Perhaps her most well-known controversy was when she was forced to apologise after getting caught drinking an M&S can of mojito on the London Overground network in 2019.

Though on this occasion she also received supportive messages in reply to her apology, with one person writing: "I've never felt more represented."

Post-Corbyn

After Labour's crushing defeat in the 2019 election, Ms Abbott quit her position as a shadow cabinet member, saying she wanted to return to life on the backbenches and work on ensuring the party doesn't take a "swerve to the right on migration policy".

She has not shied away from criticising Sir Keir Starmer since he took the reins, questioning his position on strikes and the decision to ban Jeremy Corbyn from standing at the next election as a Labour MP.

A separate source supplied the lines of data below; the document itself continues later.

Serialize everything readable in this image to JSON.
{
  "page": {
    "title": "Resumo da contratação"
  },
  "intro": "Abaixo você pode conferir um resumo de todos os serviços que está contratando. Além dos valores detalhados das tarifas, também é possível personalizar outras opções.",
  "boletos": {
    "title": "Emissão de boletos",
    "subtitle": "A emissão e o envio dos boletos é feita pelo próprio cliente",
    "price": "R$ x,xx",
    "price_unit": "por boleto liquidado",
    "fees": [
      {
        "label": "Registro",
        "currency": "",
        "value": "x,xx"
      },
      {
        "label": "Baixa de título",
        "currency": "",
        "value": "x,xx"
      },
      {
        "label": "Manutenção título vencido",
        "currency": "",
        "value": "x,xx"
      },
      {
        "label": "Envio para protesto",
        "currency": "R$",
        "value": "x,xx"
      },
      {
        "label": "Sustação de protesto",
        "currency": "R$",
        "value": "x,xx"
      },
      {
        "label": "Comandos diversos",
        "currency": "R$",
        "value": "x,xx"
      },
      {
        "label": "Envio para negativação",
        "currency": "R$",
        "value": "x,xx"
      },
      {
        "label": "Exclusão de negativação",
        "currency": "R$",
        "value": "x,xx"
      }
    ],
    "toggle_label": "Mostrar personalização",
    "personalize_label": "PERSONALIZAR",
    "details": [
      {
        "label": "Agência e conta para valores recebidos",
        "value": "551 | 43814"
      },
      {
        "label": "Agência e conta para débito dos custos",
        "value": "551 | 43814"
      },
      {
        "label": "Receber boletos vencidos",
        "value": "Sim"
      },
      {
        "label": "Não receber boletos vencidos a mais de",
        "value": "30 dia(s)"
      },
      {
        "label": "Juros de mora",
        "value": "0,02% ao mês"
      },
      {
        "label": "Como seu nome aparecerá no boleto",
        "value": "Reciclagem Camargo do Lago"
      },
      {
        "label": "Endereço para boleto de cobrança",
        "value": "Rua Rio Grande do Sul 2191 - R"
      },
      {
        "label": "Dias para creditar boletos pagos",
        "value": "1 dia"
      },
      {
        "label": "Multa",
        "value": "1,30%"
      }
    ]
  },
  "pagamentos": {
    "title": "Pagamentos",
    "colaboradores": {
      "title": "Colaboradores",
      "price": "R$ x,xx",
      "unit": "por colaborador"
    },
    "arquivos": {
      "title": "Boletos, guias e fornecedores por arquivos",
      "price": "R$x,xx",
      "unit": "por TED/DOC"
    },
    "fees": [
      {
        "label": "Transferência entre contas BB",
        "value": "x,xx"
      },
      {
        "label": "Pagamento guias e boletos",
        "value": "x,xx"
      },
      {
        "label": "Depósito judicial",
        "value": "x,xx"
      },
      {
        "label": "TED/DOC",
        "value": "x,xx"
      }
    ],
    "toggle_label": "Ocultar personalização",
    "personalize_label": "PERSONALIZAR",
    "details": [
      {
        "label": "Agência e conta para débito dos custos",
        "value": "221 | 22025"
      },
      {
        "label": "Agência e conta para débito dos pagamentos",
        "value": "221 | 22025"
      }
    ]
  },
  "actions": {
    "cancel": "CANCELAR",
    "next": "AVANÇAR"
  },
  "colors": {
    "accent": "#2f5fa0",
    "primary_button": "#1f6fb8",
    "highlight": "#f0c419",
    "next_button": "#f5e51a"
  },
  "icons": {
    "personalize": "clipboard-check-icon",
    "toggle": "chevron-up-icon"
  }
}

Ms Abbott will now join her old friend as an independent until Labour decides otherwise, with Sir Keir saying earlier that her comments were "antisemitic" and an investigation is ongoing.

While some want her out of Labour, left-wing group Momentum said the whip should be restored after she apologised while veteran MP John McDonnell agreed - he said she made a "terrible mistake and knows it".

What did Diane Abbott say?

In her letter to The Observer, Ms Abbott challenged claims from writer Tomiwa Owolade that "Irish, Jewish and Traveller people all suffer from 'racism'", instead claiming that they "undoubtedly experience prejudice".

"It is true that many types of white people with points of difference, such as redheads, can experience this prejudice," she said. "But they are not all their lives subject to racism."

The former shadow home secretary added: "In pre-civil rights America, Irish people, Jewish people and Travellers were not required to sit at the back of the bus.

"In apartheid South Africa, these groups were allowed to vote. And at the height of slavery, there were no white-seeming people manacled on the slave ships."

Beyond her apology on Sunday morning, in which she said the "errors arose in an initial draft being sent", Ms Abbott has not yet commented on the Labour whip being removed, nor on calls for her to stand down at the next general election.

A day after she had the whip suspended, she continued with her criticism of the frontbench, attacking Shadow Health Secretary Wes Streeting's plans to reform the NHS.

She also tweeted to mark the 30th anniversary of the murder of Stephen Lawrence, saying that: "Thirty years since the racist murder of Stephen Lawrence, and the Met police is no better now than it was then #racism."